Chacun d'eux prendrait les commandes aux côtés de l'instructeur. Le modèle choisi, un hélicoptère-école quadriplace, était un monstre extraordinaire à la robe carbone, qu'on lui avait décrit sans danger. Inoffensif. Et sous l'assistance de Blacky et d'un secouriste, il serait en sécurité dans cette « chose ». Bullshit! Il avait été décrété que Rudy assisterait au pilotage de ses amis, raison pour laquelle Blacky avait refusé le modèle triplace Bell 47. Cela bafouait les consignes.

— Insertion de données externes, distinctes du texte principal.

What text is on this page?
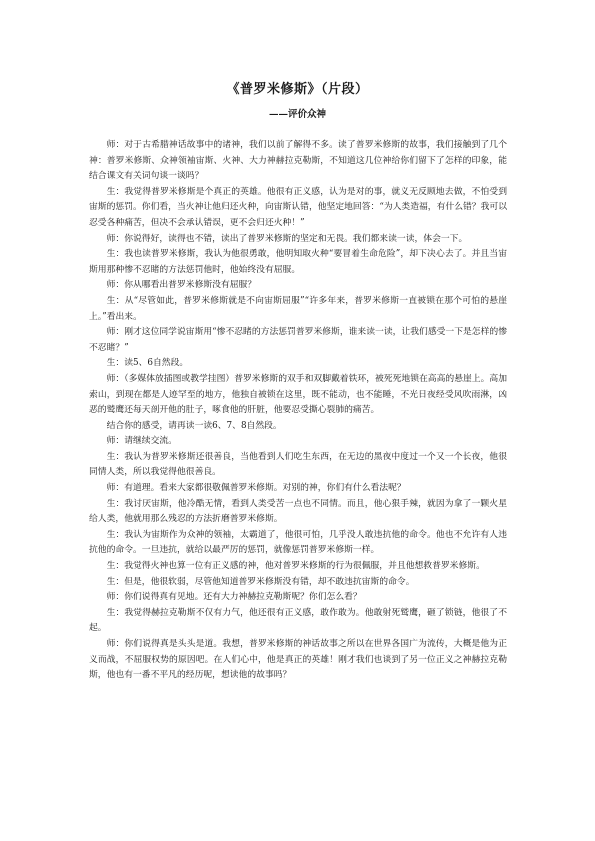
《普罗米修斯》（片段）
——评价众神

师：对于古希腊神话故事中的诸神，我们以前了解得不多。读了普罗米修斯的故事，我们接触到了几个神：普罗米修斯、众神领袖宙斯、火神、大力神赫拉克勒斯，不知道这几位神给你们留下了怎样的印象，能结合课文有关词句谈一谈吗？

生：我觉得普罗米修斯是个真正的英雄。他很有正义感，认为是对的事，就义无反顾地去做，不怕受到宙斯的惩罚。你们看，当火神让他归还火种，向宙斯认错，他坚定地回答：“为人类造福，有什么错？我可以忍受各种痛苦，但决不会承认错误，更不会归还火种！”

师：你说得好，读得也不错，读出了普罗米修斯的坚定和无畏。我们都来读一读，体会一下。

生：我也读普罗米修斯，我认为他很勇敢，他明知取火种“要冒着生命危险”，却下决心去了。并且当宙斯用那种惨不忍睹的方法惩罚他时，他始终没有屈服。

师：你从哪看出普罗米修斯没有屈服？

生：从“尽管如此，普罗米修斯就是不向宙斯屈服”“许多年来，普罗米修斯一直被锁在那个可怕的悬崖上。”看出来。

师：刚才这位同学说宙斯用“惨不忍睹的方法惩罚普罗米修斯，谁来读一读，让我们感受一下是怎样的惨不忍睹？”

生：读5、6自然段。

师：（多媒体放插图或教学挂图）普罗米修斯的双手和双脚戴着铁环，被死死地锁在高高的悬崖上。高加索山，到现在都是人迹罕至的地方，他独自被锁在这里，既不能动，也不能睡，不光日夜经受风吹雨淋，凶恶的鹫鹰还每天剖开他的肚子，啄食他的肝脏，他要忍受撕心裂肺的痛苦。

结合你的感受，请再读一读6、7、8自然段。

师：请继续交流。

生：我认为普罗米修斯还很善良，当他看到人们吃生东西，在无边的黑夜中度过一个又一个长夜，他很同情人类，所以我觉得他很善良。

师：有道理。看来大家都很敬佩普罗米修斯。对别的神，你们有什么看法呢？

生：我讨厌宙斯，他冷酷无情，看到人类受苦一点也不同情。而且，他心狠手辣，就因为拿了一颗火星给人类，他就用那么残忍的方法折磨普罗米修斯。

生：我认为宙斯作为众神的领袖，太霸道了，他很可怕，几乎没人敢违抗他的命令。他也不允许有人违抗他的命令。一旦违抗，就给以最严厉的惩罚，就像惩罚普罗米修斯一样。

生：我觉得火神也算一位有正义感的神，他对普罗米修斯的行为很佩服，并且他想救普罗米修斯。

生：但是，他很软弱，尽管他知道普罗米修斯没有错，却不敢违抗宙斯的命令。

师：你们说得真有见地。还有大力神赫拉克勒斯呢？你们怎么看？

生：我觉得赫拉克勒斯不仅有力气，他还很有正义感，敢作敢为。他敢射死鹫鹰，砸了锁链，他很了不起。

师：你们说得真是头头是道。我想，普罗米修斯的神话故事之所以在世界各国广为流传，大概是他为正义而战，不屈服权势的原因吧。在人们心中，他是真正的英雄！刚才我们也谈到了另一位正义之神赫拉克勒斯，他也有一番不平凡的经历呢，想读他的故事吗？
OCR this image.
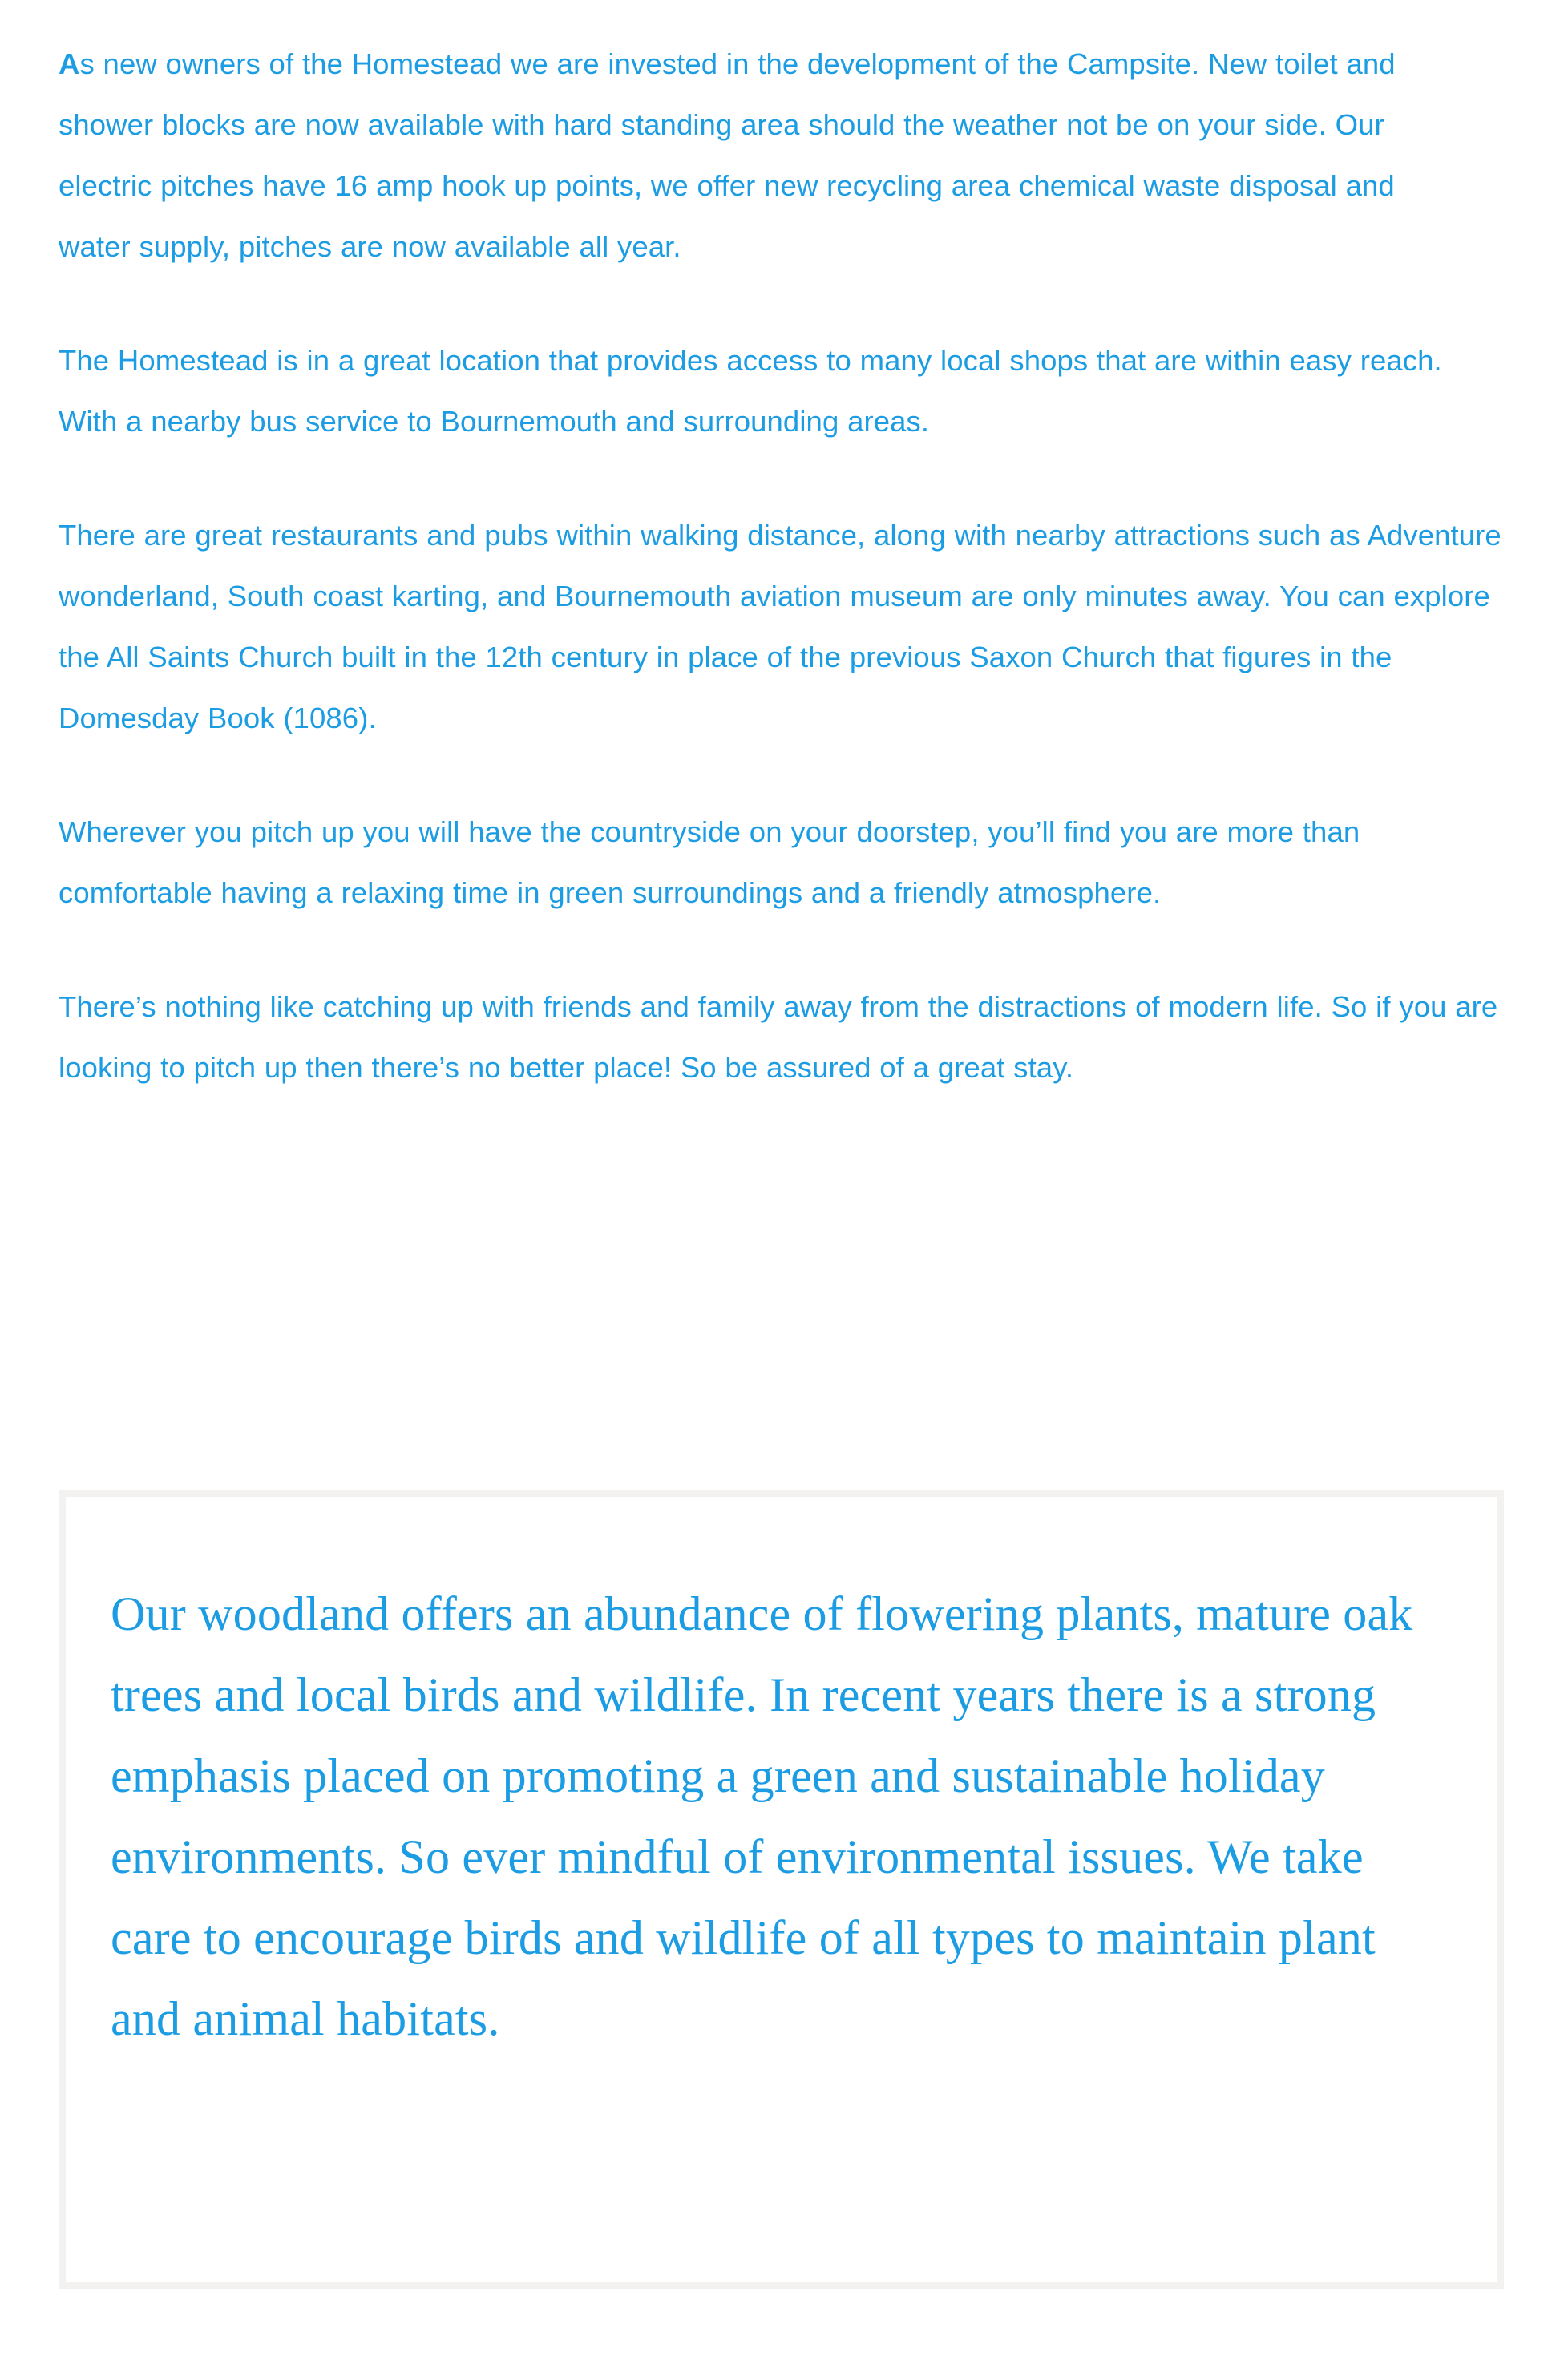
As new owners of the Homestead we are invested in the development of the Campsite. New toilet and shower blocks are now available with hard standing area should the weather not be on your side. Our electric pitches have 16 amp hook up points, we offer new recycling area chemical waste disposal and water supply, pitches are now available all year.

The Homestead is in a great location that provides access to many local shops that are within easy reach. With a nearby bus service to Bournemouth and surrounding areas.

There are great restaurants and pubs within walking distance, along with nearby attractions such as Adventure wonderland, South coast karting, and Bournemouth aviation museum are only minutes away. You can explore the All Saints Church built in the 12th century in place of the previous Saxon Church that figures in the Domesday Book (1086).

Wherever you pitch up you will have the countryside on your doorstep, you’ll find you are more than comfortable having a relaxing time in green surroundings and a friendly atmosphere.

There’s nothing like catching up with friends and family away from the distractions of modern life. So if you are looking to pitch up then there’s no better place! So be assured of a great stay.

Our woodland offers an abundance of flowering plants, mature oak trees and local birds and wildlife. In recent years there is a strong emphasis placed on promoting a green and sustainable holiday environments. So ever mindful of environmental issues. We take care to encourage birds and wildlife of all types to maintain plant and animal habitats.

Excepté Regan, qui possédait quelques notions théoriques, Junior, Mir et Rudy respiraient le profane. Blacky les avaient inclus dans un programme de pilotage qui grefferait la théorie à la pratique. En totalisant au minimum quarante-cinq heures de vol, ils satisferaient à l'examen de leur licence. Mais cet objectif importait peu à leur instructeur. Blacky comptait leur inculquer assez de connaissances sur le fonctionnement d'un hélicoptère. Libre à eux de passer l'examen théorique et pratique quand cela leur agréerait.
Seulement, les heures de vol se répartissaient entre simulateur, navigation et vol solo. Pourquoi ne commençaient-ils pas par le fichu simulateur, les pieds bien ancrés sur terre ? Mais non, Blacky voulait le faire à sa manière ! Il jugerait leur habileté au pilotage en plein ciel. Ils apprendraient le contrôle de l'appareil et le respect des paramètres de vol dans les airs. Digérer les instructions sur la navigation à plusieurs pieds au-dessus du sol, très peu pour Rudy. Sans compter l'assimilation des règles de sécurité (mise en route, vol stationnaire, tour de piste, procédures d'urgence, posé en campagne, et cætera) alors qu'ils seraient ballotés par les courants aériens. Rudy n'était pas prêt. Et c'était un euphémisme ! Blacky resta intraitable.
— Il n'y a pas un « temps » où tu te sentiras plus prêt que maintenant. Tant que cette panique te nouera l'estomac à la simple vue d'un hélico, tu ne seras jamais prêt. Alors inutile d'attendre que ce jour utopique ne vienne.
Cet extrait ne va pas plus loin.